À mesure que la terre se refroidissait, ces
vapeurs durent se condenser et former
l'Océan, mais il en restait encore assez
pour que le globe terrestre fût
enveloppé « de
ténèbres sur la face de
l'abîme », comme le dit le second
verset de la Bible. De grands et terribles
phénomènes marquèrent cette
naissance d'un monde habitable, auquel Dieu
« donnait la nuée pour couverture
et l'obscurité pour langes »
(XXXVIII, 9) ; « quand
les fils de Dieu
(Job II, 1 et
XXXVIII, 7) chantaient en
triomphe ». Cet abîme
bouillonnant sur lequel roulaient
d'épaisses nuées, couvert de
ténèbres impénétrables,
devait être bouleversé jusque dans ses
profondeurs par des forces tumultueuses ;
aussi le mot hébreu : abîme ou
profondeur, signifie-t-il aussi des
« eaux profondes, agitées,
mugissantes ». Et dans ces
ténèbres se mouvait, planait,
mystérieux comme un aigle divin aux vastes
ailes, l'Esprit de Dieu, couvant la tempête
et vivifiant l'abîme. Nous avons dans l'oeuf
une image de cette action vivifiante. Le contenu de
l'oeuf est un liquide aussi, enfermé dans
l'obscurité. La chaleur en dégage les
forces mystérieuses de la vie et en fait une
création admirable. De même l'Esprit
de Dieu se mouvant (le mot hébreu renferme
aussi l'idée de couver) sur les eaux,
infusait à la matière les germes des
forces que maintenant nous voyons en jeu sur la
terre. Tel qu'un artiste, sculpteur ou architecte,
qui veut entreprendre une grande oeuvre en
détermine mentalement d'avance les formes,
les dimensions, les proportions et voit en esprit
l'ouvrage achevé, avant même qu'en
soient posés les premiers fondements, tel
l'Esprit de Dieu, se mouvant sur les eaux,
inspirait à ces eaux et à la terre,
par une action indéfinissable, les forces,
les qualités et les quantités
nécessaires, afin qu'au commandement divin
cette terre pût plus tard (produire l'herbe
et la plante et des âmes vivantes selon leur
espèce ». « Et la
terre produisit »
(Gen. I, 11 et
24).
« J'exaucerai les cieux, dit aussi le
prophète Osée
(ch. II, 23 et 24), et eux exauceront
la terre, et la terre exaucera le froment et le
moût et l'huile ».
Il est évidemment question ici de
forces vitales que nous ne connaissons pas. Mais
savons-nous ce que c'est qu'une force, et y a-t-il
une matière sans force et une force sans
matière ? Nous ne connaissons de la
matière que les phénomènes que
nous offrent ses forces et son mouvement.
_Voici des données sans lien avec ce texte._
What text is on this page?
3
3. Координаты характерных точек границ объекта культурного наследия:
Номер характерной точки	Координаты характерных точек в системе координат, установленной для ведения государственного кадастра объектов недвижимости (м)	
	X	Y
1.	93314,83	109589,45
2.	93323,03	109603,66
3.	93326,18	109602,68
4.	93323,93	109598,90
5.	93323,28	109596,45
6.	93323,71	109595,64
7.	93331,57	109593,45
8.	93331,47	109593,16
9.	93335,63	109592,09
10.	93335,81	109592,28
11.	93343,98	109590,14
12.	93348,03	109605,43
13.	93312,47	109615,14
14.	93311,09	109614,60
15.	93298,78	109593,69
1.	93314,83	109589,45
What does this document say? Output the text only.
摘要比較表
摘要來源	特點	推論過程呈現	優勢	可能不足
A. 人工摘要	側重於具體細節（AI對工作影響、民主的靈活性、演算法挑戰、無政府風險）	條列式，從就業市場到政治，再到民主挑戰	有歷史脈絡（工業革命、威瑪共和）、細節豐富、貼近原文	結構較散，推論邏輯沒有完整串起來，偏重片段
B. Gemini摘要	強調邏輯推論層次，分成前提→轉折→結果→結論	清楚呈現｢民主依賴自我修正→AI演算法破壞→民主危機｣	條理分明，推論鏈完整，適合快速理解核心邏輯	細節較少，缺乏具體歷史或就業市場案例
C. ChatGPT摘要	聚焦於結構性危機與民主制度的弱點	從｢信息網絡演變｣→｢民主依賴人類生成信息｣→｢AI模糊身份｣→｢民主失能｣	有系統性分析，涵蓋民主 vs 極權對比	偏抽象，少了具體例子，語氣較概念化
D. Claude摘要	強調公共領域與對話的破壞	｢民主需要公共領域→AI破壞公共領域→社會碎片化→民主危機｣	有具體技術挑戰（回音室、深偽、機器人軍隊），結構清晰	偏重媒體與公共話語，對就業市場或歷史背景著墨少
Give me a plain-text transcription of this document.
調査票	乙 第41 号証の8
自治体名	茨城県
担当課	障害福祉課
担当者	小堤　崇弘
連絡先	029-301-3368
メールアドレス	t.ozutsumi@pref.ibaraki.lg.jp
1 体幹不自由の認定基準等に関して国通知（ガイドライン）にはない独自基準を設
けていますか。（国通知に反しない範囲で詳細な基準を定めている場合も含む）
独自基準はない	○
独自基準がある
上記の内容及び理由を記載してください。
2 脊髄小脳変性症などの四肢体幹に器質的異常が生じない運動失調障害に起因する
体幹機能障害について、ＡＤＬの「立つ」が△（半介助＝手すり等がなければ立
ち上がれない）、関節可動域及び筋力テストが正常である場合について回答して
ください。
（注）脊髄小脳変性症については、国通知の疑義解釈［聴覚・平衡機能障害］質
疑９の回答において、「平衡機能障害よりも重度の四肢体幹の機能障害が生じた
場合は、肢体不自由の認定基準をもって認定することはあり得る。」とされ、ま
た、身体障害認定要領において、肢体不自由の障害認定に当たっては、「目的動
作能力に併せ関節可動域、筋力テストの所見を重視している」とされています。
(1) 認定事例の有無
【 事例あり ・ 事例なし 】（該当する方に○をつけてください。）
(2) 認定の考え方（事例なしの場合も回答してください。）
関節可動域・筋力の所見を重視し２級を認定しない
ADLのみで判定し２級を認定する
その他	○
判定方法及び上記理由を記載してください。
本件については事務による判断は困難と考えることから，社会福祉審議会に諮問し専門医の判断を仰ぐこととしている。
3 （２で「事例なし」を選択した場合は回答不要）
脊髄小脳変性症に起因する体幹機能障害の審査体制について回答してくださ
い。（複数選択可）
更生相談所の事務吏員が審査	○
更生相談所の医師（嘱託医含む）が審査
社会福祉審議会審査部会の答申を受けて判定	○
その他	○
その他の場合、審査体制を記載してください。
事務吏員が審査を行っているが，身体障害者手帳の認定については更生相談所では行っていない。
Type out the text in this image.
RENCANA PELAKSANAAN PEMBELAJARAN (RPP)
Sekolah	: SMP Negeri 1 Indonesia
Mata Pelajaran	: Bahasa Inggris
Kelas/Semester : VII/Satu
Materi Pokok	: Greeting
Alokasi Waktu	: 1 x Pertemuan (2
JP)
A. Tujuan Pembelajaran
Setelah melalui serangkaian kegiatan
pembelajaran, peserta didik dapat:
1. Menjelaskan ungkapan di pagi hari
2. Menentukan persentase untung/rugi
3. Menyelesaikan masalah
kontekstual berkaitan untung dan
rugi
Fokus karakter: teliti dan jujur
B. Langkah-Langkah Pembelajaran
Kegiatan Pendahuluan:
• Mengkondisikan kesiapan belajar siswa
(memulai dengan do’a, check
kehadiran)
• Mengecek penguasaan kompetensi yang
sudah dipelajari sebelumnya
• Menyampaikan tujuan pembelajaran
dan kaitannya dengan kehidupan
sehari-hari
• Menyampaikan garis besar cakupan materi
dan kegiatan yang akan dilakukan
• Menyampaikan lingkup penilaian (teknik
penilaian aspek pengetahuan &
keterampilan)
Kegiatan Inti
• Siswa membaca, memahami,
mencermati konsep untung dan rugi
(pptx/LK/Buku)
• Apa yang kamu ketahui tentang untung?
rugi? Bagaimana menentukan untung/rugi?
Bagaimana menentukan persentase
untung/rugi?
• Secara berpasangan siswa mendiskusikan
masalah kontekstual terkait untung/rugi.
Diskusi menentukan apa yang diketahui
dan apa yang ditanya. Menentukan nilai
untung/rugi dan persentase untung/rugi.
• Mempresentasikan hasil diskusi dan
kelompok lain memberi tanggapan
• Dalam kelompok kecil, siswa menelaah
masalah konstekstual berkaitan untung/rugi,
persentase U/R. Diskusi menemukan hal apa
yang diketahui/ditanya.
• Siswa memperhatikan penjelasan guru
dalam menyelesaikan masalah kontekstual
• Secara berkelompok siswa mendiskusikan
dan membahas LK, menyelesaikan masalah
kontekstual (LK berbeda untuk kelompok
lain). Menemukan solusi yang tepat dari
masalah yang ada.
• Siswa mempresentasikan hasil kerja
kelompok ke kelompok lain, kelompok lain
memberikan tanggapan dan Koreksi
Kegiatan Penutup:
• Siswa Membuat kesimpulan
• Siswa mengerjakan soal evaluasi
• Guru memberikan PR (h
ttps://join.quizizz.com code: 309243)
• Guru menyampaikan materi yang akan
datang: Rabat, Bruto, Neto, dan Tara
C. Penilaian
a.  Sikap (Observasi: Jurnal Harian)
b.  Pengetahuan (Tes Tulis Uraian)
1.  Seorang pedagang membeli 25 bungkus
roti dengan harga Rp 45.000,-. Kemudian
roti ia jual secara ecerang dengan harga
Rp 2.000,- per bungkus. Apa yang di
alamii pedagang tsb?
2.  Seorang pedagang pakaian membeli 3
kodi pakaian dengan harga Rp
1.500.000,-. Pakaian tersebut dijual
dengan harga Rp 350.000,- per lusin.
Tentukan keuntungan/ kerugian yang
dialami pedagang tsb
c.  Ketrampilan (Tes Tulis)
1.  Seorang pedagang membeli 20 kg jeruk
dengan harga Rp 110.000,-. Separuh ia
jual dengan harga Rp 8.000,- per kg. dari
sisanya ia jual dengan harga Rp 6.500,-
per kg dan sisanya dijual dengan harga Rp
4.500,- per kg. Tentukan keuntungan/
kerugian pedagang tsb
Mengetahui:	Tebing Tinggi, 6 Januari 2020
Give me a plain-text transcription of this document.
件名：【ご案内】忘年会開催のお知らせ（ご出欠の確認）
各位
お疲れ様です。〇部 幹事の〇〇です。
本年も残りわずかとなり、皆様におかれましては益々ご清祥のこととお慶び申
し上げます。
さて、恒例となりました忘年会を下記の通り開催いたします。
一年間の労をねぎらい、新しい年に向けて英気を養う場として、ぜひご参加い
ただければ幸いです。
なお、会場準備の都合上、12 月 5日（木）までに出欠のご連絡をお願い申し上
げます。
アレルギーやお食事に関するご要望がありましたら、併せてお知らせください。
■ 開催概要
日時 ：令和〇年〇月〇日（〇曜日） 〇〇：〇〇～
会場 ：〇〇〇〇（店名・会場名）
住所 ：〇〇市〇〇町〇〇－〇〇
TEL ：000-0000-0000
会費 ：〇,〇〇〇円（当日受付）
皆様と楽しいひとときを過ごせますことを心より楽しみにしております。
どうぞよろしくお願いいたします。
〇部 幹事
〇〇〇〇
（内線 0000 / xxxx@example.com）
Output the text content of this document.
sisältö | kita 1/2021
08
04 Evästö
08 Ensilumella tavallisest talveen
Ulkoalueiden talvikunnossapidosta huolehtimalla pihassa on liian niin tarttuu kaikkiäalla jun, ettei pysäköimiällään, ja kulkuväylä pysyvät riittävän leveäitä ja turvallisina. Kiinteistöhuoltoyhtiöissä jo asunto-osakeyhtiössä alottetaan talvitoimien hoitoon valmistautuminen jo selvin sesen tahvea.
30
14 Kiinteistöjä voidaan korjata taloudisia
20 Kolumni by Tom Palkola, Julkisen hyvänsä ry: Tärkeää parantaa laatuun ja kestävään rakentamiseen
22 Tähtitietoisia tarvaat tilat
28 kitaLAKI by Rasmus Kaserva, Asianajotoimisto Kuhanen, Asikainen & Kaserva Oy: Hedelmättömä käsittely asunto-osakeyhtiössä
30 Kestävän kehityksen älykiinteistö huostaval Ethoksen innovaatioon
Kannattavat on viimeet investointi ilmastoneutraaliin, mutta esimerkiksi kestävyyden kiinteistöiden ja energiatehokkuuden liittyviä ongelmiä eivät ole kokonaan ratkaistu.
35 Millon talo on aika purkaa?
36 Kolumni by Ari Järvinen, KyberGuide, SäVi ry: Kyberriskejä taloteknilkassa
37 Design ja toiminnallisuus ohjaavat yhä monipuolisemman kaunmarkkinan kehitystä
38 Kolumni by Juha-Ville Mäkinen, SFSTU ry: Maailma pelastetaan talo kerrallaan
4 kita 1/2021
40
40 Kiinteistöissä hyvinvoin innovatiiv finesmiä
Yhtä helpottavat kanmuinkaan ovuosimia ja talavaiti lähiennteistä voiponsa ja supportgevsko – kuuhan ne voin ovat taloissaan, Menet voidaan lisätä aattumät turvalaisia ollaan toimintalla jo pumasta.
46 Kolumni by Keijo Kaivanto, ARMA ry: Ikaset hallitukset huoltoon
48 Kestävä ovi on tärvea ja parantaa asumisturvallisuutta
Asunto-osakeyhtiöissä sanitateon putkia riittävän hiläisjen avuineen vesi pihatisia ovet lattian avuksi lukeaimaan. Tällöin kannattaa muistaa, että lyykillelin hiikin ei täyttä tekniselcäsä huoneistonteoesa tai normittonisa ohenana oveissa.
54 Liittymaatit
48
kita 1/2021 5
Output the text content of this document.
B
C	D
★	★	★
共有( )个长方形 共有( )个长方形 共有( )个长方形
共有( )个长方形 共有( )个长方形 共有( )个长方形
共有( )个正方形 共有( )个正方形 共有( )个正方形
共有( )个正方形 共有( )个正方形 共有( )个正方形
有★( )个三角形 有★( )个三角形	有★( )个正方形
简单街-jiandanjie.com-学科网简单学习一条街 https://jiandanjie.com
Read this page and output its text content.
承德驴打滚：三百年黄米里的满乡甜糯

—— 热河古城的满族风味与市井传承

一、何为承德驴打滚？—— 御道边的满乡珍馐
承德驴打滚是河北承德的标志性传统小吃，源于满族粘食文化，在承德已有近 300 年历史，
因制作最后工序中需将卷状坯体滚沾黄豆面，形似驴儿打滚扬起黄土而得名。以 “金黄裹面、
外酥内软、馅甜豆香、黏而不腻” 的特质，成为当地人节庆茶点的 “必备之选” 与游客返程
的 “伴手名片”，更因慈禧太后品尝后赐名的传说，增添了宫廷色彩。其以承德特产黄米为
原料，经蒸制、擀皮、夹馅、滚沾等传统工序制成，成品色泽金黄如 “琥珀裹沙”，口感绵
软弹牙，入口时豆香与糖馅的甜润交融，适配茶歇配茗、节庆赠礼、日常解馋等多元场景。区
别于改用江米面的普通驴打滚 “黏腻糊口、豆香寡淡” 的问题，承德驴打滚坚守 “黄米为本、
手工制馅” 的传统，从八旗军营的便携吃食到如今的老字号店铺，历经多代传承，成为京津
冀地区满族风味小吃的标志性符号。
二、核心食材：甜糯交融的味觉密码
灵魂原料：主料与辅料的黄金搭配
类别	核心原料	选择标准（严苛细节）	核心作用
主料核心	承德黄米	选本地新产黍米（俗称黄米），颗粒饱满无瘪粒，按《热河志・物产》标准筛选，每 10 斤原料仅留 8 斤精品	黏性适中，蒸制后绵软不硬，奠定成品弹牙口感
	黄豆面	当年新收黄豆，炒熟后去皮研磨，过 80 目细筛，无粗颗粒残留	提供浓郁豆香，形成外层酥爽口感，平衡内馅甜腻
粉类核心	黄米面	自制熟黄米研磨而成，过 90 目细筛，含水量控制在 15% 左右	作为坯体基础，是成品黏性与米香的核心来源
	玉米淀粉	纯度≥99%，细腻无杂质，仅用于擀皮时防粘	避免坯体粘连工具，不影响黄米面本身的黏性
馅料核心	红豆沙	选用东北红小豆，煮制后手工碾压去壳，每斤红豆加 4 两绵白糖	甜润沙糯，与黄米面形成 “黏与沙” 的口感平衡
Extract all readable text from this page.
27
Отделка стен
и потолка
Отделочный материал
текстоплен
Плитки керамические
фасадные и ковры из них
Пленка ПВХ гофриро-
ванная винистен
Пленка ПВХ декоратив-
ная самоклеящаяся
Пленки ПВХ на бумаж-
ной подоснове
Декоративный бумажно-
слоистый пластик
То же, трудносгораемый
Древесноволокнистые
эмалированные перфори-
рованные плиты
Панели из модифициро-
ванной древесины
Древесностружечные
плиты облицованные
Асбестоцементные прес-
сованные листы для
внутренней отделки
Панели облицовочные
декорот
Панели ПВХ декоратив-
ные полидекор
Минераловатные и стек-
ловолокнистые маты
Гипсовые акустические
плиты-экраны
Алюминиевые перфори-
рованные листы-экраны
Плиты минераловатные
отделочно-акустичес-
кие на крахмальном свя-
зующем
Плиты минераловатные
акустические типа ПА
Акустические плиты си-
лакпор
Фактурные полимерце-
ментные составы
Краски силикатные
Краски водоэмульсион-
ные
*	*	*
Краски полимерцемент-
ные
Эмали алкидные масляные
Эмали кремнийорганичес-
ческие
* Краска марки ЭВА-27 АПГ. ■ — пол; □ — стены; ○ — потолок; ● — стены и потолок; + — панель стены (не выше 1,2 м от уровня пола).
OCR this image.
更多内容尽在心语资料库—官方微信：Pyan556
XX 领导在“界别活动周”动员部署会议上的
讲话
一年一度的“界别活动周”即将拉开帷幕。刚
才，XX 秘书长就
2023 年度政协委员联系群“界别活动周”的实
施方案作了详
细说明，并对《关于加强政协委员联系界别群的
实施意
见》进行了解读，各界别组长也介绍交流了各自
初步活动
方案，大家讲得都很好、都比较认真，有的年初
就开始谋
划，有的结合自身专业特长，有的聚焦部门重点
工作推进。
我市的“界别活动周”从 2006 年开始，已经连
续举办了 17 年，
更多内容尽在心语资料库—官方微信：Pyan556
Non
seulement un morceau de plomb est soumis à
des mouvements incessants de dilatation et de
contraction par la température ambiante
toujours variable ; mais la chimie nous dit
que tous ses atomes, peut-être relativement
aussi éloignés les uns des autres que
les corps célestes, tourbillonnent
incessamment les uns autour des autres. Une
matière sans mouvement serait une
matière morte et absolument imperceptible
à nos sens ; en d'autres termes, elle
n'existerait pas pour nous. Nous ignorons leur
rapport et l'union intime de la matière et
de la force. La matière nous est une chose
aussi inconnue que l'esprit ! Nous la voyons
autour de nous sous mille et mille apparences, nous
nous en servons continuellement, nous ne pouvons
vivre sans elle et sommes nous-mêmes
matière quant au corps. L'enfant joue avec
elle ; l'homme la force à le servir, la
transforme, la fond ou la volatilise, la rend
solide ou liquide ou gazeuse et lui fait prendre
toutes les formes voulues pour servir à ses
desseins. Mais quand il essaie de la saisir par
l'esprit et d'en pénétrer la nature,
elle s'y refuse et lui échappe. Nous avons
inventé l'atome pour nous aider à
comprendre la matière, mais nous n'avons
fait en cela que nous poser de nouvelles
énigmes.
Comment un atome peut-il avoir une
certaine grandeur et pourtant être
indivisible ? Comment « un
absolu » peut-il différer d'un
autre ? En quoi, et comment et pourquoi un
atome d'or n'est-il pas un atome de fer ? Ici
déjà apparaît la
personnalité ? Comment ces atomes
inaltérables et indivisibles peuvent-ils par
leur seule position relative former des corps
absolument différents, et pourquoi enfin ces
affinités entre eux ? Un atome
d'oxygène se jette avec passion sur un atome
de fer et dédaigne l'atome d'or. Que de
mystères !
Avec ces atomes et les molécules
qu'ils composent, nous arrivons déjà
par suite de diverses observations à des
chiffres effrayants. Une goutte d'eau, disent les
savants, est faite de quelque chose comme 64 mille
billions de molécules. D'après
Gaudin, une tête d'épingle en laiton
contient au moins 8 mille millions de millions
d'atomes. Si donc on en ôtait chaque seconde
mille millions, on ne finirait que dans 250,000
ans ! Et le soleil, pour comparer le petit au
grand, contient autant de kilomètres cubes
que cette tête d'épingles
d'atomes ! (Flammarion, Astronomie
populaire, p. 303.)
Mais que parlons-nous d'atomes ou
même de molécules ? Ils ne sont
plus le dernier mot de la chimie. « Pour
nous, disent J. Perrin, J. -J. Thompson, le Dr W.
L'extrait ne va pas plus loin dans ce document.